简单来说，代码查看xtemp并找到超过阈值大小的第一个间隙（例如0.05），并将从xtemp开始运行的所有元素组合到那个“大”间隙。 （如果没有这样的差距，则需要将整个xtemp作为一个组。）然后代码将该组转换为称为wgroup的单个权重（组权重的总和）和称为xgroup的单个代表性x值（例如xgroup * wgroup与所有组元素的加权和相同）。然后我们将xgroup和wgroup保存到向量xnew和wnew中，擦除当前组（通过从xtemp和wtemp中删除它），然后以相同的方式继续，直到所有内容都被分组。

试运行，看看你的想法：）

origw = c(1.459032e-01, 1.535375e-04, 1.829973e-04, 1.057226e-01, 2.833444e-04,
          2.559756e-04, 6.440060e-03, 6.294748e-02, 5.984383e-04, 2.772186e-04,
          4.869825e-05, 8.212092e-04, 1.233256e-01, 2.558964e-04, 3.990816e-03,
          1.665515e-01, 5.760450e-02, 5.803227e-04, 1.738252e-02, 2.431885e-02,
          1.280266e-03, 1.000000e-03, 1.000117e-03, 2.750921e-03, 3.588227e-03,
          3.489142e-04, 5.117452e-04, 5.117502e-04, 3.262697e-01, 3.060975e-01,
          3.089723e-02, 8.603438e-04, 8.603438e-04, 2.558906e-04, 2.558906e-04,
          7.559512e-04, 1.054060e-03, 8.318323e-04, 8.602753e-04, 8.603439e-04,
          8.269244e-04, 8.602833e-04, 8.979898e-04, 7.745014e-04, 5.117474e-04,
          5.691315e+00, 1.780994e+00, 2.416622e-03, 2.441406e-07, 2.441406e-07,
          3.065381e-05, 2.441406e-07, 2.441328e-07, 2.441324e-07, 2.884505e-07,
          2.441409e-07, 2.441411e-07, 2.441399e-07, 2.441406e-07, 2.441400e-07,
          2.441397e-07, 2.441406e-07, 2.441406e-07, 2.441406e-07, 2.441406e-07,
          2.441406e-07, 2.441406e-07, 2.441404e-07, 2.441406e-07, 1.920616e-03)

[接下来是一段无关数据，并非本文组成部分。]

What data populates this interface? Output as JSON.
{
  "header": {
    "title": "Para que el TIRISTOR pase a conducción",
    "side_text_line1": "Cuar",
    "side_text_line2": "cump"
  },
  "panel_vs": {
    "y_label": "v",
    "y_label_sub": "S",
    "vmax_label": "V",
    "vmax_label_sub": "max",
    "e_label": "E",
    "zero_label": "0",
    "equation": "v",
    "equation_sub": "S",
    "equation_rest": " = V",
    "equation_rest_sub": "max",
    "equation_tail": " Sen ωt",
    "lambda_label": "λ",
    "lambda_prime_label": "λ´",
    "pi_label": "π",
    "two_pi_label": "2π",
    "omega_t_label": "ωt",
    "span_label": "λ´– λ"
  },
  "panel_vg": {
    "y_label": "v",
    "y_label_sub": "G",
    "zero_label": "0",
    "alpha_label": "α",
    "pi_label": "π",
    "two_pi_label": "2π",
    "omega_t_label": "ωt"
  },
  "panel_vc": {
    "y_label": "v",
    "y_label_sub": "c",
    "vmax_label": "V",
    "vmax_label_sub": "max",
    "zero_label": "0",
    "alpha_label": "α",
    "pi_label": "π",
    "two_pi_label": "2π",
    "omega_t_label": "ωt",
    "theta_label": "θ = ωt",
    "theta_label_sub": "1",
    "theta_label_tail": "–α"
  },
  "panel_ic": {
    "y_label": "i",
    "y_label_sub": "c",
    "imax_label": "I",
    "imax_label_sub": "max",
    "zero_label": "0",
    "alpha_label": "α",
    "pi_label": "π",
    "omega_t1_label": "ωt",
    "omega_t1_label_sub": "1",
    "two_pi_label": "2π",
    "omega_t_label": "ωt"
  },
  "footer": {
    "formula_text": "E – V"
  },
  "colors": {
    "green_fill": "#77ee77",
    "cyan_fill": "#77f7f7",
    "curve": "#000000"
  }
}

origx = c(0.3585121, 0.4399527, 0.5643820, 0.6776966, 0.7542579, 0.8374223, 0.9130900,
          0.9999472, 1.0793771, 1.1249381, 1.1700218, 1.2630534, 1.4131273, 1.4795500,
          1.5388979, 1.6587155, 1.7106946, 1.8248076, 1.9035620, 1.9512584, 2.0362027,
          2.1065388, 2.1525816, 2.2617268, 2.6090246, 2.7180285, 2.7704006, 2.8768953,
          2.9358206, 3.0000000, 3.0655239, 3.1266109, 3.1730078, 3.2681434, 3.3125953,
          3.3620683, 3.4191661, 3.4851182, 3.5373484, 3.5998778, 3.6622245, 3.7306358,
          3.8066598, 3.8726307, 3.9614728, 4.0515907, 4.0998298, 4.1870790, 0.4429813,
          0.5619184, 0.6437753, 0.6856169, 1.1212656, 1.2513217, 1.7290070, 1.9762596,
          2.0103108, 2.0440587, 2.2404542, 2.2742832, 2.5947769, 3.1292874, 3.1730608,
          3.4075734, 3.4651103, 3.5266852, 3.5886457, 3.7197153, 3.7967120, 4.0553866)

reord = order(origx)
x = origx[reord]
w = origw[reord]

xnew = wnew = c()

thresh = 0.05
xtemp = x
wtemp = w
while (length(xtemp) > 0) {
nextgap = which(diff(xtemp) > thresh)[1]
if (!is.na(nextgap)) {
    group = seq_len(nextgap)
} else {
    group = seq_along(xtemp)
}
xgroup = sum((xtemp*wtemp)[group])/sum(wtemp[group])
wgroup = sum(wtemp[group])
xnew = c(xnew, xgroup)
wnew = c(wnew, wgroup)
xtemp = xtemp[-group]
wtemp = wtemp[-group]
}

旧回应如下（被以上所取代......）

我建议重新排序x和w，以便x按严格的数字顺序排列，然后使用diff函数：

reord = order(x)
x2 = x[reord]
w2 = w[reord]
which(diff(x2)<0.01)

上面的最后一个命令表明x2中的哪些元素（x的排序版本）在下一个最高元素的0.01之内。第一个值是2，因为x2的元素2和3就是这样一个例子：x2[2]=0.4399527和x2[3]=0.4429813。

另外，如果你这样做

sort(diff(x2))

你可以看到按数字顺序排列的所有差异，这可能有助于你决定什么是合适的截止值。